Don’t Ban The Song


James Barnett

During Christmas time, not many people associate holiday jingles with controversy. In lieu of the #MeToo movement, much trouble surrounding the 1944 song “Baby It’s Cold Outside” has risen. Many see the lyrics as “date rape-y” as the female singer asks, “Say, what’s in my drink?” Furthermore, the male singer repeatedly asks the woman in the song if she wants to stay inside at his house, even after each of her “no’s”.

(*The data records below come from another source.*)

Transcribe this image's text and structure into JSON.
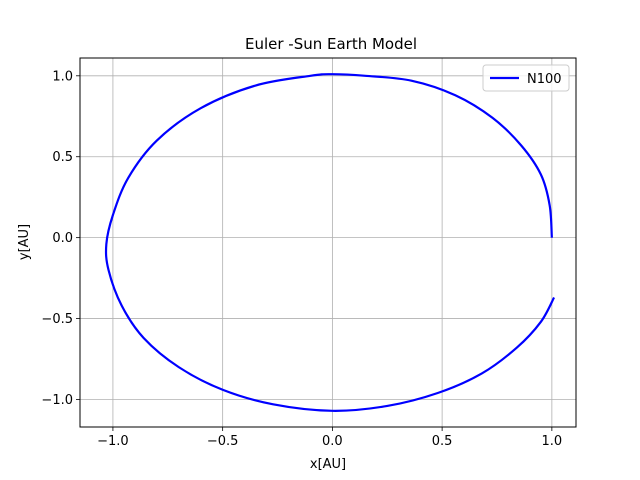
{
  "chart_data": {
    "type": "line",
    "title": "Euler -Sun Earth Model",
    "xlabel": "x[AU]",
    "ylabel": "y[AU]",
    "xlim": [
      -1.15,
      1.11
    ],
    "ylim": [
      -1.17,
      1.11
    ],
    "xticks": [
      -1.0,
      -0.5,
      0.0,
      0.5,
      1.0
    ],
    "xtick_labels": [
      "−1.0",
      "−0.5",
      "0.0",
      "0.5",
      "1.0"
    ],
    "yticks": [
      -1.0,
      -0.5,
      0.0,
      0.5,
      1.0
    ],
    "ytick_labels": [
      "−1.0",
      "−0.5",
      "0.0",
      "0.5",
      "1.0"
    ],
    "grid": true,
    "legend_position": "top-right",
    "series": [
      {
        "name": "N100",
        "color": "#0000ff",
        "points": [
          [
            1.0,
            0.0
          ],
          [
            0.99,
            0.2
          ],
          [
            0.95,
            0.39
          ],
          [
            0.86,
            0.57
          ],
          [
            0.73,
            0.74
          ],
          [
            0.56,
            0.88
          ],
          [
            0.36,
            0.97
          ],
          [
            0.15,
            1.0
          ],
          [
            0.0,
            1.01
          ],
          [
            -0.1,
            1.0
          ],
          [
            -0.35,
            0.94
          ],
          [
            -0.6,
            0.8
          ],
          [
            -0.8,
            0.6
          ],
          [
            -0.93,
            0.37
          ],
          [
            -1.0,
            0.14
          ],
          [
            -1.03,
            -0.04
          ],
          [
            -1.02,
            -0.2
          ],
          [
            -0.96,
            -0.42
          ],
          [
            -0.86,
            -0.62
          ],
          [
            -0.7,
            -0.8
          ],
          [
            -0.5,
            -0.94
          ],
          [
            -0.27,
            -1.03
          ],
          [
            0.0,
            -1.07
          ],
          [
            0.25,
            -1.04
          ],
          [
            0.48,
            -0.96
          ],
          [
            0.68,
            -0.84
          ],
          [
            0.84,
            -0.68
          ],
          [
            0.95,
            -0.52
          ],
          [
            1.01,
            -0.37
          ]
        ]
      }
    ]
  }
}
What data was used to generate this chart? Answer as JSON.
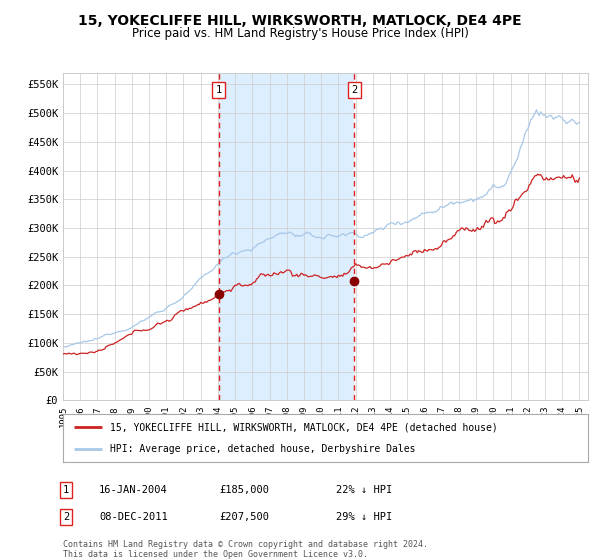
{
  "title": "15, YOKECLIFFE HILL, WIRKSWORTH, MATLOCK, DE4 4PE",
  "subtitle": "Price paid vs. HM Land Registry's House Price Index (HPI)",
  "title_fontsize": 10,
  "subtitle_fontsize": 8.5,
  "ylim": [
    0,
    570000
  ],
  "yticks": [
    0,
    50000,
    100000,
    150000,
    200000,
    250000,
    300000,
    350000,
    400000,
    450000,
    500000,
    550000
  ],
  "ytick_labels": [
    "£0",
    "£50K",
    "£100K",
    "£150K",
    "£200K",
    "£250K",
    "£300K",
    "£350K",
    "£400K",
    "£450K",
    "£500K",
    "£550K"
  ],
  "hpi_color": "#a8c8e8",
  "price_color": "#cc2222",
  "shade_color": "#ddeeff",
  "vline_color": "#dd2222",
  "marker_color": "#880000",
  "sale1_date_num": 2004.04,
  "sale1_price": 185000,
  "sale1_label": "1",
  "sale1_date_str": "16-JAN-2004",
  "sale1_pct": "22% ↓ HPI",
  "sale2_date_num": 2011.93,
  "sale2_price": 207500,
  "sale2_label": "2",
  "sale2_date_str": "08-DEC-2011",
  "sale2_pct": "29% ↓ HPI",
  "legend_line1": "15, YOKECLIFFE HILL, WIRKSWORTH, MATLOCK, DE4 4PE (detached house)",
  "legend_line2": "HPI: Average price, detached house, Derbyshire Dales",
  "footer1": "Contains HM Land Registry data © Crown copyright and database right 2024.",
  "footer2": "This data is licensed under the Open Government Licence v3.0.",
  "background_color": "#ffffff",
  "plot_bg_color": "#ffffff",
  "grid_color": "#cccccc"
}
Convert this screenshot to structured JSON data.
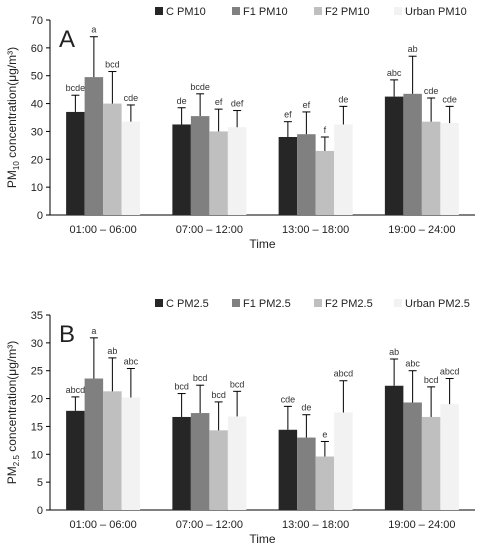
{
  "chart_data": [
    {
      "type": "bar",
      "panel_label": "A",
      "xlabel": "Time",
      "ylabel_main": "PM",
      "ylabel_sub": "10",
      "ylabel_rest": " concentration(μg/m³)",
      "ylim": [
        0,
        70
      ],
      "yticks": [
        "0",
        "10",
        "20",
        "30",
        "40",
        "50",
        "60",
        "70"
      ],
      "categories": [
        "01:00 – 06:00",
        "07:00 – 12:00",
        "13:00 – 18:00",
        "19:00 – 24:00"
      ],
      "legend_placement": "top-right",
      "series": [
        {
          "name": "C PM10",
          "color": "#262626",
          "values": [
            37,
            32.5,
            28,
            42.5
          ],
          "errors": [
            6,
            6,
            5.5,
            6
          ],
          "labels": [
            "bcde",
            "de",
            "ef",
            "abc"
          ]
        },
        {
          "name": "F1 PM10",
          "color": "#808080",
          "values": [
            49.5,
            35.5,
            29,
            43.5
          ],
          "errors": [
            14.5,
            8,
            8,
            13.5
          ],
          "labels": [
            "a",
            "bcde",
            "ef",
            "ab"
          ]
        },
        {
          "name": "F2 PM10",
          "color": "#bfbfbf",
          "values": [
            40,
            30,
            23,
            33.5
          ],
          "errors": [
            11.5,
            8,
            5,
            8.5
          ],
          "labels": [
            "bcd",
            "ef",
            "f",
            "cde"
          ]
        },
        {
          "name": "Urban PM10",
          "color": "#f2f2f2",
          "values": [
            33.5,
            31.5,
            32.5,
            33
          ],
          "errors": [
            6,
            6,
            6.5,
            6
          ],
          "labels": [
            "cde",
            "def",
            "de",
            "cde"
          ]
        }
      ]
    },
    {
      "type": "bar",
      "panel_label": "B",
      "xlabel": "Time",
      "ylabel_main": "PM",
      "ylabel_sub": "2.5",
      "ylabel_rest": " concentration(μg/m³)",
      "ylim": [
        0,
        35
      ],
      "yticks": [
        "0",
        "5",
        "10",
        "15",
        "20",
        "25",
        "30",
        "35"
      ],
      "categories": [
        "01:00 – 06:00",
        "07:00 – 12:00",
        "13:00 – 18:00",
        "19:00 – 24:00"
      ],
      "legend_placement": "top-right",
      "series": [
        {
          "name": "C PM2.5",
          "color": "#262626",
          "values": [
            17.8,
            16.7,
            14.4,
            22.3
          ],
          "errors": [
            2.5,
            4.2,
            4.2,
            4.8
          ],
          "labels": [
            "abcd",
            "bcd",
            "cde",
            "ab"
          ]
        },
        {
          "name": "F1 PM2.5",
          "color": "#808080",
          "values": [
            23.6,
            17.4,
            13,
            19.3
          ],
          "errors": [
            7.3,
            5,
            4.1,
            5.7
          ],
          "labels": [
            "a",
            "bcd",
            "de",
            "abc"
          ]
        },
        {
          "name": "F2 PM2.5",
          "color": "#bfbfbf",
          "values": [
            21.3,
            14.3,
            9.6,
            16.7
          ],
          "errors": [
            6,
            5.1,
            2.7,
            5.4
          ],
          "labels": [
            "ab",
            "bcd",
            "e",
            "bcd"
          ]
        },
        {
          "name": "Urban PM2.5",
          "color": "#f2f2f2",
          "values": [
            20.2,
            16.8,
            17.5,
            19
          ],
          "errors": [
            5.2,
            4.5,
            5.7,
            4.6
          ],
          "labels": [
            "abc",
            "bcd",
            "abcd",
            "abcd"
          ]
        }
      ]
    }
  ]
}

However, the issue concerning the song was made much more prominent this year, which has prompted some radio stations across the country to ban it from seeing airtime. Canadian radio stations have also followed suit and have thus banned the song on some of their stations. In San Francisco, KOIT radio station banned the song, but after a week of it being off air, many listeners demanded the song get put back on. According to CBS News, the vote for putting the song back on the air at KOIT was roughly 77 percent.

While some view the song as promoting date rape and ignoring consent, many more feel the song is a tradition and argue that the time it was written in is different than the times we live in now.

Reinforcing this idea is the large influx of people streaming all versions of the famous song. Whether it is the Michael Bublé and Idina Menzel version or the Dolly Parton and Rod Stewart cover, these songs have seen millions of streams over the past few weeks. As for the radio, it has seen dips and peaks over the past couple of days.